The setting amplified the message. A former bank, with marble floors and institutional scale, became the stage. Instead of hiding the mechanics of fashion, AWGE exposed them. Models paused at working glam stations. Hair was adjusted under hard lighting. Makeup happened in motion. A live feed projected the backstage lineup onto the main floor. Process replaced polish.

For Rocky, that exposure mirrored how he approaches heritage.
“The beauty about PUMA is just its heritage,” he said. “You get to go into archives, you get to get inspired by the past, you get to make revisions based off the past. When you’re dealing with something with heritage, it makes it easier to decipher how to design things or release things.”
Archive is not nostalgia. It is infrastructure.
On the runway, that translated into the Mostro Lenticular, the runway-exclusive Mostro 3.D Mule and the A$AP Rocky x PUMA Straycat slated for release this fall. The silhouettes felt embedded inside AWGE’s motorsport references rather than appended to them.

When asked what makes the Rocky Swede silhouette distinct, he pointed directly to lineage. “What makes the Rocky Swede so special is that it borrowed parts from most of the vintage skinny shoes,” he said. “What we wanted to do is kind of give it a subversive take on it. Take traditional classic energy and vest it with throwback kind of energy. Going back to the old to kind of look at the new. That’s what we came up with. Very classic, simple, but made for racing.”
The Mostro 3.D Mule leaned into practicality. “The Mostro 3.D is sick and I thought that they was so convenient to get into,” he said. “That’s why we wanted to make a mule version just so you could just slip right onto the shoe and walk. Way easier.”

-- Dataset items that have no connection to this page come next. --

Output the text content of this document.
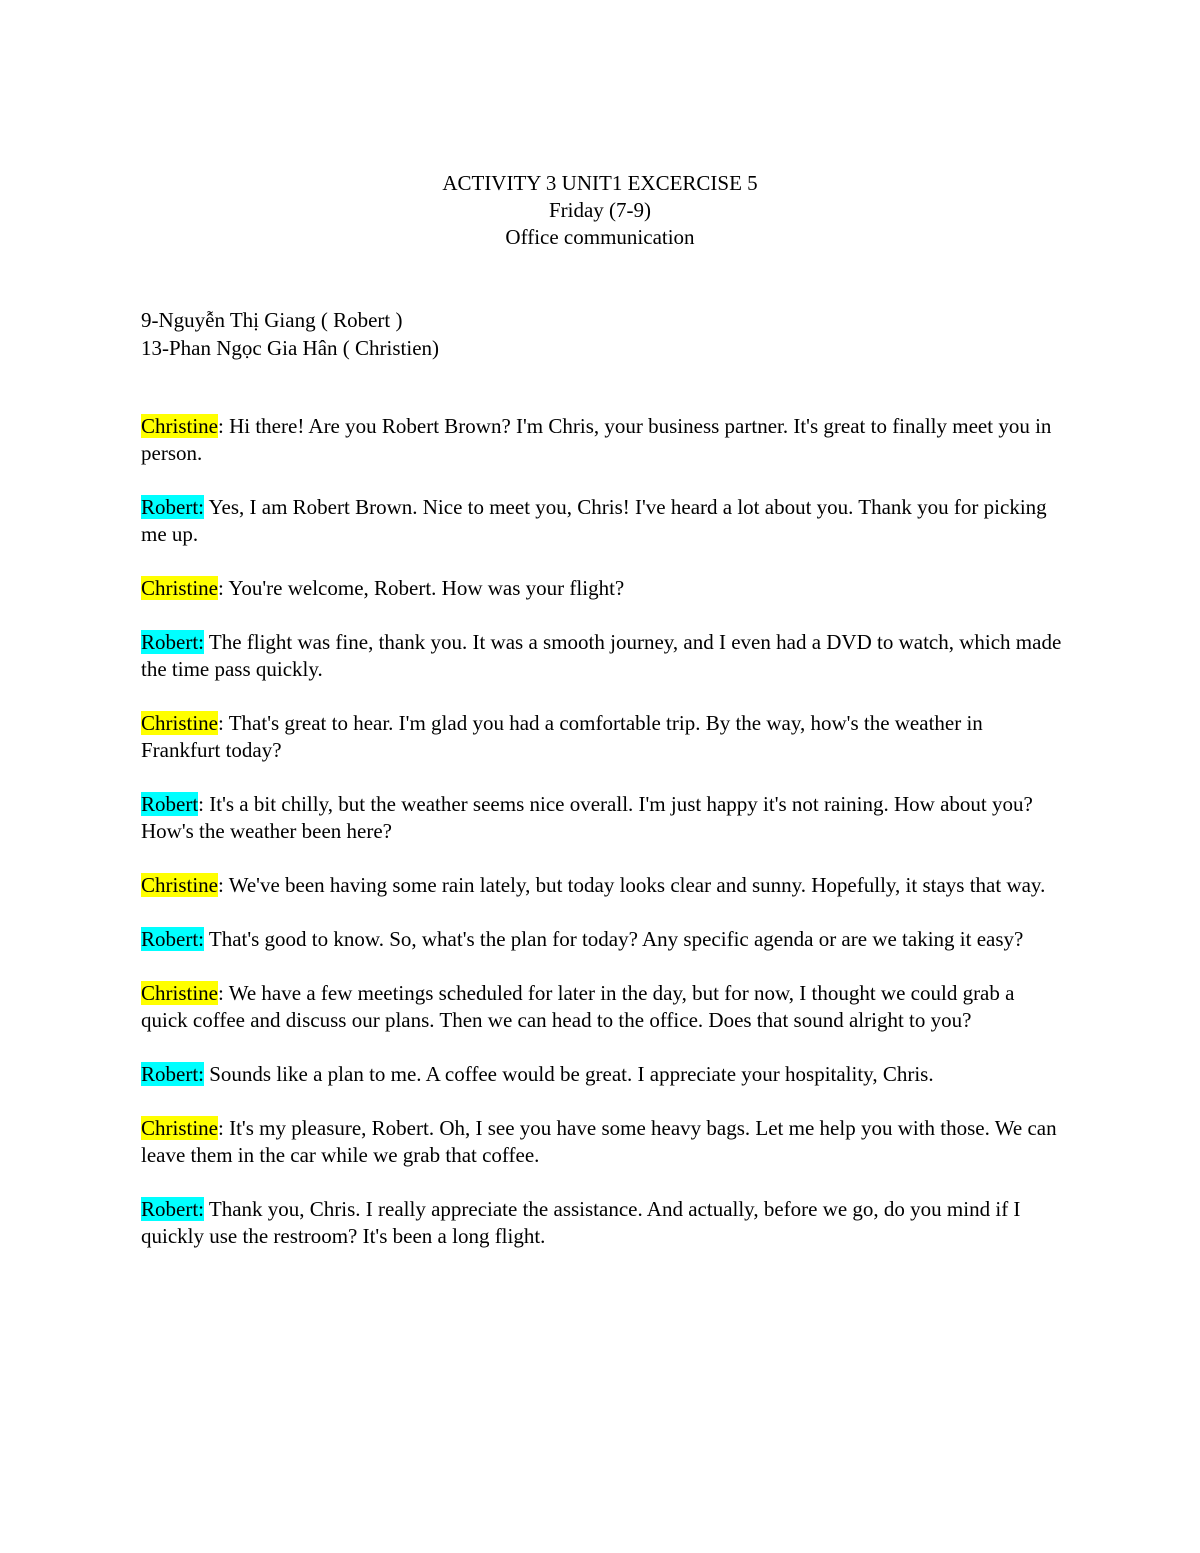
ACTIVITY 3 UNIT1 EXCERCISE 5
Friday (7-9)
Office communication
9-Nguyễn Thị Giang ( Robert )
13-Phan Ngọc Gia Hân ( Christien)
Christine: Hi there! Are you Robert Brown? I'm Chris, your business partner. It's great to finally meet you in person.
Robert: Yes, I am Robert Brown. Nice to meet you, Chris! I've heard a lot about you. Thank you for picking me up.
Christine: You're welcome, Robert. How was your flight?
Robert: The flight was fine, thank you. It was a smooth journey, and I even had a DVD to watch, which made the time pass quickly.
Christine: That's great to hear. I'm glad you had a comfortable trip. By the way, how's the weather in Frankfurt today?
Robert: It's a bit chilly, but the weather seems nice overall. I'm just happy it's not raining. How about you? How's the weather been here?
Christine: We've been having some rain lately, but today looks clear and sunny. Hopefully, it stays that way.
Robert: That's good to know. So, what's the plan for today? Any specific agenda or are we taking it easy?
Christine: We have a few meetings scheduled for later in the day, but for now, I thought we could grab a quick coffee and discuss our plans. Then we can head to the office. Does that sound alright to you?
Robert: Sounds like a plan to me. A coffee would be great. I appreciate your hospitality, Chris.
Christine: It's my pleasure, Robert. Oh, I see you have some heavy bags. Let me help you with those. We can leave them in the car while we grab that coffee.
Robert: Thank you, Chris. I really appreciate the assistance. And actually, before we go, do you mind if I quickly use the restroom? It's been a long flight.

Even his favorite piece spoke to that racing through line. “My favorite PUMA piece was the hoodie that was like a racing animal,” he said. “I love that one the most. My heart.” The prowling cat graphic stretched across the chest, less logo placement than kinetic emblem.
As to maintaining the mystique AWGE is known for its whole partnering with a global sportswear house, he distilled it bluntly. “AWGE defines mystique.”
The phrasing was instinctive but revealing. In his framework, mystique is not about opacity. It is about lineage. It is about understanding the codes of the past deeply enough to reinterpret them without flattening them.
That thinking also shapes how he situates this partnership in his broader trajectory. “I think that this PUMA partnership is just like a significant pivotal part of my career,” he said. “Especially when it comes to innovation and design. Stuff that we put out in the recent years has been so remarkably new and like a fresh breath, fresh air. And we challenged the thought of the norm.”

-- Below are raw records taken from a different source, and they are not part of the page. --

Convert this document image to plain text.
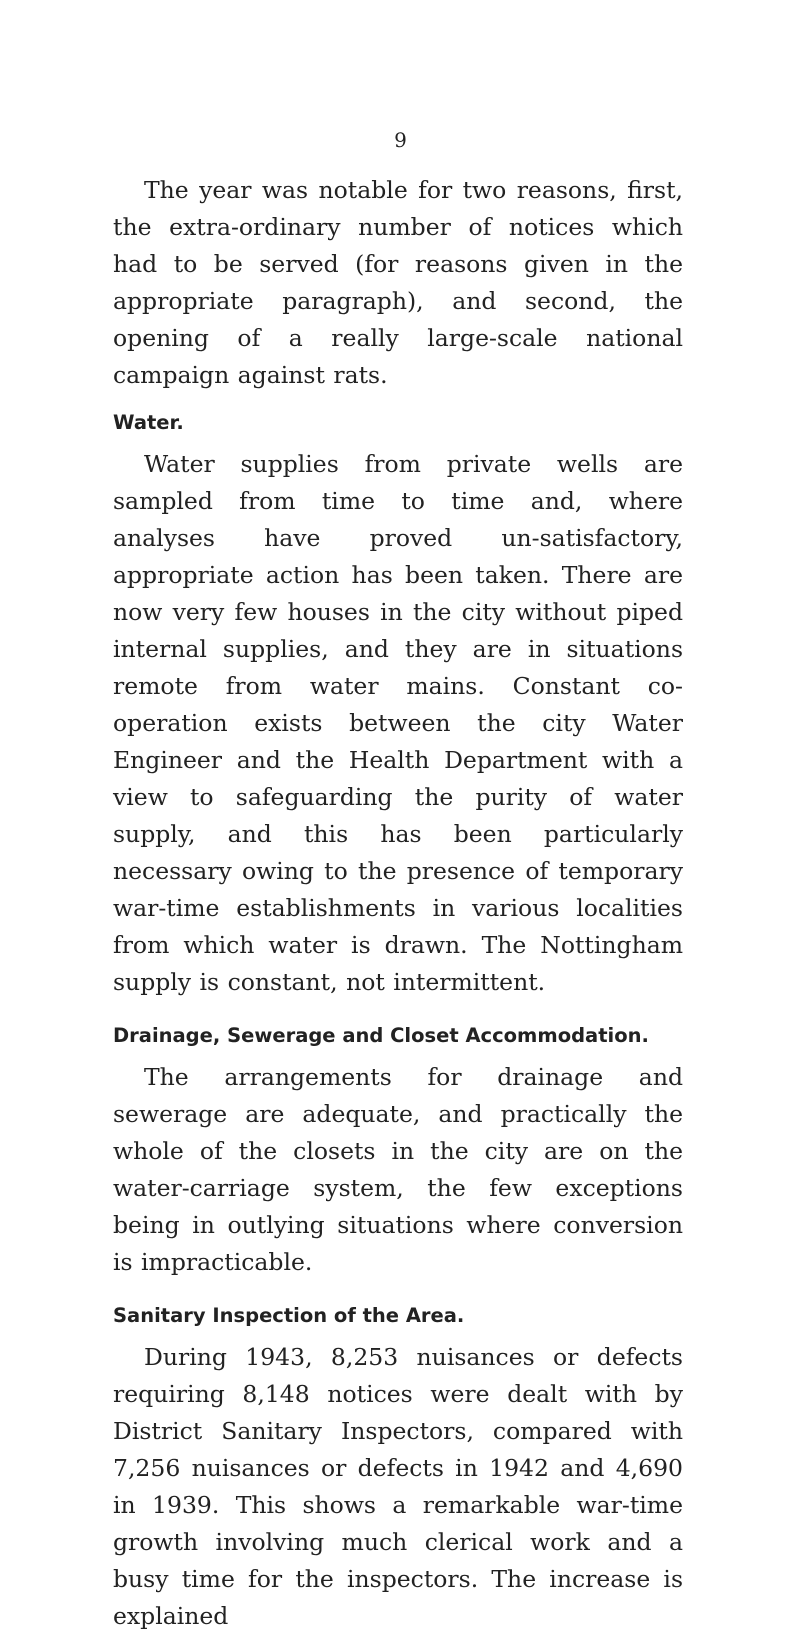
9

The year was notable for two reasons, first, the extra-ordinary number of notices which had to be served (for reasons given in the appropriate paragraph), and second, the opening of a really large-scale national campaign against rats.

Water.

Water supplies from private wells are sampled from time to time and, where analyses have proved un-satisfactory, appropriate action has been taken. There are now very few houses in the city without piped internal supplies, and they are in situations remote from water mains. Constant co-operation exists between the city Water Engineer and the Health Department with a view to safeguarding the purity of water supply, and this has been particularly necessary owing to the presence of temporary war-time establishments in various localities from which water is drawn. The Nottingham supply is constant, not intermittent.

Drainage, Sewerage and Closet Accommodation.

The arrangements for drainage and sewerage are adequate, and practically the whole of the closets in the city are on the water-carriage system, the few exceptions being in outlying situations where conversion is impracticable.

Sanitary Inspection of the Area.

During 1943, 8,253 nuisances or defects requiring 8,148 notices were dealt with by District Sanitary Inspectors, compared with 7,256 nuisances or defects in 1942 and 4,690 in 1939. This shows a remarkable war-time growth involving much clerical work and a busy time for the inspectors. The increase is explained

Challenge, in this case, applies to format as much as product.
The decision to stage the show in a bank vault was not subtle. If fashion operates as currency, the vault is where value is stored and protected. By hosting interviews there and projecting backstage labor onto the runway, AWGE reframed what holds value. Not illusion, but process.
Throughout the conversation, Rocky returned to authorship. He does not treat scale as dilution. “I’m pretty involved,” he said when asked about his role in shaping the designs. “I would say around the board.”
That breadth is visible in the cohesion. The footwear, accessories and apparel did not compete for attention. They operated inside a single system of references. Racing cues filtered through tailoring. Industrial humor surfaced in the Oil Can Bag. Archive silhouettes were revised without being replicated.

Breaking the fourth wall became both staging device and metaphor. Instead of presenting a sealed narrative, AWGE opened it up. Stylists, artists and models became part of the visual hierarchy. The audience saw the seams.
“My design mindset was just kind of like take nuances from my current swag,” he repeated, grounding the show in personal taste rather than abstract trend forecasting.
As for what comes next, he remained intentionally opaque. “You gotta stay around, you gotta see, man. I got a bunch of shit about to come out.”
The evasiveness feels strategic. Momentum is part of the architecture.
Inside a steel vault in the Financial District, under fluorescent light and institutional ceilings, Rocky articulated a simple thesis. Go back to move forward. Break the fourth wall. Let heritage do the talking.
And in that system, PUMA is not just a partner. It is a language being rewritten in real time.